When we granted leave to file these consolidated mandamus proceedings, the issue presented was whether the court of appeals abused its discretion by ordering the trial *947 court to set aside a permanent injunction granted while an interlocutory appeal of the prior temporary injunction was pending. Subsequent events, however, have rendered these causes moot. We therefore dismiss them, but in so doing, disapprove the action of the court of appeals.
Relators petitioned the trial court for temporary and permanent injunctive relief prohibiting the Public Utilities Commission from continuing rate proceedings involving Gulf States Utilities Co.’s construction of a nuclear power plant. The trial court granted a temporary injunction, and Gulf States and the PUC appealed. While this interlocutory appeal was still pending, the trial court granted a permanent injunction, and to make that judgment final, severed it from the remainder of the case. On motions by the PUC and Gulf States, the court of appeals issued a per curiam order directing the trial court to set aside the permanent injunction and order of severance on the ground that these orders interfered with the appellate court’s jurisdiction over the interlocutory appeal from the temporary injunction.
The parties then perfected their appeal from the permanent injunction. The court of appeals issued an opinion in the interlocutory appeal, dissolving the temporary injunction.

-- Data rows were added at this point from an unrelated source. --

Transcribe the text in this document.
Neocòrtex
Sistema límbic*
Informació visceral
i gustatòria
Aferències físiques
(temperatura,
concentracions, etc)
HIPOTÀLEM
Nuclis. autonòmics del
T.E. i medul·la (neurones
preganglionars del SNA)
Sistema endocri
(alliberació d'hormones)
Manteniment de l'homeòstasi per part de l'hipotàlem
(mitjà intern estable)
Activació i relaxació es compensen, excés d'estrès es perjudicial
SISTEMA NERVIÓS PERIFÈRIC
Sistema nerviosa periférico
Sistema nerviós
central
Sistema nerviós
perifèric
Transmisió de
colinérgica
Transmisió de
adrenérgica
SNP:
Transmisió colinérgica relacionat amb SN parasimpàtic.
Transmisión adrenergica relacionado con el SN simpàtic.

Both the PUC and Gulf States have filed motions to dismiss these mandamus proceedings as moot. Relators oppose these motions, arguing that if these proceedings are dismissed, the stay of the court of appeals’ order would necessarily be vacated.' Relators fear that the court of appeals’ order would regain effect, requiring the trial court to set aside the permanent injunction and creating a jurisdictional cloud over their appeal'from that final judgment. We conclude that relators’ concerns are unfounded. Now that the court of appeals has considered the appeal from the permanent injunction, its prior order directing the trial court to set aside that judgment can no longer have effect. We conclude that these proceedings are indeed moot.
Therefore, a majority of the Court dismisses these mandamus causes and vacates our stay of the court of appeals’ order. In so doing, however, we specifically disapprove the action of the court of appeals in ordering the trial court to set aside the permanent injunction. Trial courts are to be encouraged to proceed expeditiously from the granting or denying of temporary injunctive relief to full consideration of the merits so' as to reduce the necessity for interlocutory appeals. For a court of appeals to stay proceedings in the trial court while it considers an interlocutory appeal increases delay and expense and should not be done absent compelling circumstances, circumstances lacking in this case.